転生し、変成し、成り代わろうとしている。

新たなる獣へ。

番外の獣へ。

 

「私の記憶領域のどこかに、新たな悪と断じられた思い出(メモリー)があります。なので、こう答えましょう。七つの人類悪に属さぬ『番外』の獣、新たなるビースト/CCCと」

 

自らを完璧なる知性体、人間を超えた者であると語る獣は、憐れむが故に人類を愛すると言う。
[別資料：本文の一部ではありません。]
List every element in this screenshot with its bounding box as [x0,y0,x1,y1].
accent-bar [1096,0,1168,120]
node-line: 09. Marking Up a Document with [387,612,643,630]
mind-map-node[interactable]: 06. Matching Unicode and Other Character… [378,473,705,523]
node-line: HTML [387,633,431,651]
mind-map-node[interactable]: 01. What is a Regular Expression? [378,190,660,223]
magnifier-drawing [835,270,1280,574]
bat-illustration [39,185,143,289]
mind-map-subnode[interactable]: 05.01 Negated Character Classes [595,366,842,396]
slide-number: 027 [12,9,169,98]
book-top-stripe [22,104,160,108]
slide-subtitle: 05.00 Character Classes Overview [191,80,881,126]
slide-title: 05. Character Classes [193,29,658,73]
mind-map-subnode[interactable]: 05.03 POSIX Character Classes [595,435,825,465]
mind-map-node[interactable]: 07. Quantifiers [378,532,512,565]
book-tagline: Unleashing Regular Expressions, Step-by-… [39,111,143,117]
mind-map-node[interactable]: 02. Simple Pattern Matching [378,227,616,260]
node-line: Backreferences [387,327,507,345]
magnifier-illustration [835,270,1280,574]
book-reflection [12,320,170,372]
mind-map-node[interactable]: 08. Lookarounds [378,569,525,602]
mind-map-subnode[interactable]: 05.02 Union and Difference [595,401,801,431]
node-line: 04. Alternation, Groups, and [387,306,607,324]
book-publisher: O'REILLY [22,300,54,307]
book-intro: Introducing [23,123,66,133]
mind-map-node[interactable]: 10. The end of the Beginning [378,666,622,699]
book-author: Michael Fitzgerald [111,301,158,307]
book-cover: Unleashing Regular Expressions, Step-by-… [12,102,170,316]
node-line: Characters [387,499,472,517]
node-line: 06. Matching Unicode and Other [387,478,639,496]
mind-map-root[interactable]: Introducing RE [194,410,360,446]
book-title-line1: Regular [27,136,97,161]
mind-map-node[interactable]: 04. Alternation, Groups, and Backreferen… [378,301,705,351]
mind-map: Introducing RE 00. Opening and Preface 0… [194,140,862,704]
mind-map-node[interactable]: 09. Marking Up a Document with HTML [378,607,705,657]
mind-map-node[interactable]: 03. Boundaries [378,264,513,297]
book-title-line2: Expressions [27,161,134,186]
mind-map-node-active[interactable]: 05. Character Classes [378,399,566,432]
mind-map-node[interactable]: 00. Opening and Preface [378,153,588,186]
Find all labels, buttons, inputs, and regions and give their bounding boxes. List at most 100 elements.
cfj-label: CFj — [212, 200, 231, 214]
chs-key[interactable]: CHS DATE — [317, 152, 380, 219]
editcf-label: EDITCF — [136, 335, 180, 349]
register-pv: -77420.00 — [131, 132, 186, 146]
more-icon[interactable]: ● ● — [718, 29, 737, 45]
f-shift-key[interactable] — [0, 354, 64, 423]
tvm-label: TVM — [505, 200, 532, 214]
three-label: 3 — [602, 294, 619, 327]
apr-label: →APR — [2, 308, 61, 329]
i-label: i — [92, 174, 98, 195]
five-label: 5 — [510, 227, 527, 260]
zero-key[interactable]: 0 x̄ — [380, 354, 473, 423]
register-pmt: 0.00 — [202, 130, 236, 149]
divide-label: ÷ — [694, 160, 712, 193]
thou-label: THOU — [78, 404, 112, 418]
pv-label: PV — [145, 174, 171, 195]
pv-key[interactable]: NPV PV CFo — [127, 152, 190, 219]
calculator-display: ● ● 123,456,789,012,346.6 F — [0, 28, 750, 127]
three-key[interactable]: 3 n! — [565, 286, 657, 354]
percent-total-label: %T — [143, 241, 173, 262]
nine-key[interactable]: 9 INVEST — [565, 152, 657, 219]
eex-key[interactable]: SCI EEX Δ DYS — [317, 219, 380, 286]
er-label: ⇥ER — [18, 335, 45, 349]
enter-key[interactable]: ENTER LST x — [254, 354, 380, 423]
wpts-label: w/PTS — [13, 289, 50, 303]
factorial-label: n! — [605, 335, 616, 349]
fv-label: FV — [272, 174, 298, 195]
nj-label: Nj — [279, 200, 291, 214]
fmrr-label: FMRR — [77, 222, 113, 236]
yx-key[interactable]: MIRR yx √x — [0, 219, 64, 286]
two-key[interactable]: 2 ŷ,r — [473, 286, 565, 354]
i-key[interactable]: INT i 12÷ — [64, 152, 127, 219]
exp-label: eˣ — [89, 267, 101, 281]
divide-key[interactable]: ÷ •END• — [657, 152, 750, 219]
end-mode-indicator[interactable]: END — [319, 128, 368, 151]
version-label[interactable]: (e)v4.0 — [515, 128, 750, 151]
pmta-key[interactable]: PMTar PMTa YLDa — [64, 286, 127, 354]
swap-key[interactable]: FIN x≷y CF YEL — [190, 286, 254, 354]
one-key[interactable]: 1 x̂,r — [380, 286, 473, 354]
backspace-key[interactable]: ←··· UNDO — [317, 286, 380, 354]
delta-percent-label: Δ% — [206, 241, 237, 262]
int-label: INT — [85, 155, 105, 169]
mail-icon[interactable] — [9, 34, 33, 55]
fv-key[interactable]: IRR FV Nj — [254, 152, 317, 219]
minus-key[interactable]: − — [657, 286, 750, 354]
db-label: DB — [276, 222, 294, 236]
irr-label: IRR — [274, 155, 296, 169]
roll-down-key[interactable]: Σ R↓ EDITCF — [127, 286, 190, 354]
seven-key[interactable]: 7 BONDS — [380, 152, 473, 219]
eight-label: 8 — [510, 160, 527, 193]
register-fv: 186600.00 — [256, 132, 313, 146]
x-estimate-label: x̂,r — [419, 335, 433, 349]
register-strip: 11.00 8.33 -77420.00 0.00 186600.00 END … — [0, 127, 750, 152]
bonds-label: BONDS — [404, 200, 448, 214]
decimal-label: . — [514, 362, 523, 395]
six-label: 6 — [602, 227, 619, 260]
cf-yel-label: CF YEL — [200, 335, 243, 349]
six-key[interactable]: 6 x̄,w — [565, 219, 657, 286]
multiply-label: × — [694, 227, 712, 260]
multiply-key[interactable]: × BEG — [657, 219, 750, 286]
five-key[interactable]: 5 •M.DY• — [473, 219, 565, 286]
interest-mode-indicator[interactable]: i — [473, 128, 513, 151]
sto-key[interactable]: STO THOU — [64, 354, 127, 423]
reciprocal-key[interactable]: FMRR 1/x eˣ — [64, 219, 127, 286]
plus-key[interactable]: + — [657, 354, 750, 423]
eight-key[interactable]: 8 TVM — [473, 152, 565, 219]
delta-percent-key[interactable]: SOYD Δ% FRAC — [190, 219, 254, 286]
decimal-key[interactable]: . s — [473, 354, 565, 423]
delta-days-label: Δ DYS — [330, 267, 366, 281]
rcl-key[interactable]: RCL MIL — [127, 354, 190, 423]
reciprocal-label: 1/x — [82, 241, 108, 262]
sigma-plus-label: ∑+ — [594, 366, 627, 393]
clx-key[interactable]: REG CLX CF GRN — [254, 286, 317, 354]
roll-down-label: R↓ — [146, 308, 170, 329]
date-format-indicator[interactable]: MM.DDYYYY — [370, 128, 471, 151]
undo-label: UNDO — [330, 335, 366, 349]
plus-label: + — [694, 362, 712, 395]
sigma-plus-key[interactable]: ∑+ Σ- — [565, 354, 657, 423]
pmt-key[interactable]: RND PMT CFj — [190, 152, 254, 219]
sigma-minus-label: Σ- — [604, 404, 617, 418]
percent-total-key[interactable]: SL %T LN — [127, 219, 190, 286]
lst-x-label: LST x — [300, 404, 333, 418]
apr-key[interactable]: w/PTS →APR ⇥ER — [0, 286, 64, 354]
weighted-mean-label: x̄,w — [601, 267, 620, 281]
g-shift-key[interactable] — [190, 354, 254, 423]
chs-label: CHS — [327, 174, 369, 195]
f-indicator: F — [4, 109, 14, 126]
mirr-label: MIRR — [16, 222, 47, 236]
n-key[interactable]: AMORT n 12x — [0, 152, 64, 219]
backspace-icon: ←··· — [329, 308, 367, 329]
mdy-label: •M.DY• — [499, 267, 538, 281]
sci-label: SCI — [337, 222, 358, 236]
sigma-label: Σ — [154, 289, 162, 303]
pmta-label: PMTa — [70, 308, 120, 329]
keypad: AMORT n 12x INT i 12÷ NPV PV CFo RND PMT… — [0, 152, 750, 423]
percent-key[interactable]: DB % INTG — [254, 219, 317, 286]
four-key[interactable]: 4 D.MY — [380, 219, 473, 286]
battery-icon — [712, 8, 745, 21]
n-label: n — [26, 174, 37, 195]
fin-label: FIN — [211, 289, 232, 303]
自らがこの惑星を支配し、人々から悪しき感情のもとを断つ。負の感情(ネガティブ)怨念(カース)切断(カット)抉られた穴(クレーター)

それこそが自らの在り方であると獣は語る。

以上の本性をもって彼女のクラスは決定された。

月の癌なぞ偽りの名。

其は電子の海より生まれた人類を最も効率的に救う大災害。

その名をビースト/CCC。

人間への愛情によって、理なきまま人類を滅ぼす、番外の獣である。

 

Sword,or Death

 

人類悪更新




【CLASS】ビースト/CCC
【真名】ムーンキャンサー
【性別】女性
【身長・体重】156cm、46kg
【属性】混沌・獣
【ステータス】筋力★ 耐久★ 敏捷★ 魔力★ 幸運★ 宝具★
【クラススキル】
陣地作成:A
 支配者として強力な陣地を作ることができる。領域内の電脳化やその複製を位相が異なる空間に複写することも可能。
 
道具作成:A
 ラスボスとして様々なアイテムを作ることができるが、どれもリソースを食い過ぎるので現実世界ではほぼ意味を成さない。
 そのため、普段は廉価版といえる魔術に似たプログラム(コードキャスト)を作って使用している。

単独顕現:A
 ビーストクラスのスキル。SE.RA.PHの内部に限りマスターなしでも存在を維持できる。また即死耐性、時間操作系の攻撃に対し耐性を持つ。

ネガ・サイバー:EX
 ビースト/CCCとしてのスキル。例外中の例外ということで測定不能ランク。電脳世界で生まれ、育まれた癌である彼女は自らの領域内において優先権を持つ。
 自らを上位存在と謳う彼女は地上で生まれた如何なる人間、英雄、神霊や妖の類から干渉されることはない。実体なき生命とも言える電子の精の本質を、命ある者は理解できないのである。
 理論上、地上で生まれた者は彼女を傷つけることができない。


【固有スキル】
十の王冠:EX
 「ドミナ・コロナム」権能クラスの超抜スキル。あらゆる結果をなかったことにすることができる。 現在は自らの完全な状態を維持することに注力されており、あらゆる意味で彼女の体が劣化することはない。

黄金の杯:EX
「アウレア・ボークラ」黄金の杯、或いは聖杯。ヨハネ黙示録にあるバビロンの大淫婦が持っていた杯であり、地上の富を象徴する。偽の聖杯であるからこそ、正邪を問わず人間の欲望を叶えることができる。だが、それ故に現在の彼女はこのスキルを使いたがらない。
 
自己改造:-
 自身を改造するスキル。既に自らは完璧であるという理由から失われている。
 

【宝具】
C.C.C.(カースド・キューピッド・クレンザー)
 ランク:A 対人宝具 レンジ:1~10 最大補足:1人
 本来はムーンセルの力を引き出し、無敵のナース姿にチェンジ。そのまま自分の領域である虚数空間から悪性情報を引き出し、周囲のチャンネル(共通認識覚)をカオスなものに上書き。固有結界『BBチャンネル出張版』を展開し、相手を混乱のるつぼに叩き込むというもの。
 ただし、ビースト化したことで精神的な遊びがなくなっており、ナース姿に変身しないし悪性情報を直接、相手に流し込んで意味消失を誘発させるというえげつない攻撃方法に変化している。





というわけで種明かしの回となります。
ここまで長かった。
ネタは思いついた内にやれ、二番煎じでもやり切れるなら恐れずやれとグランドオーダー編で学びました。
支援なし、令呪なし、コンテニュー不可、レベリングも不可。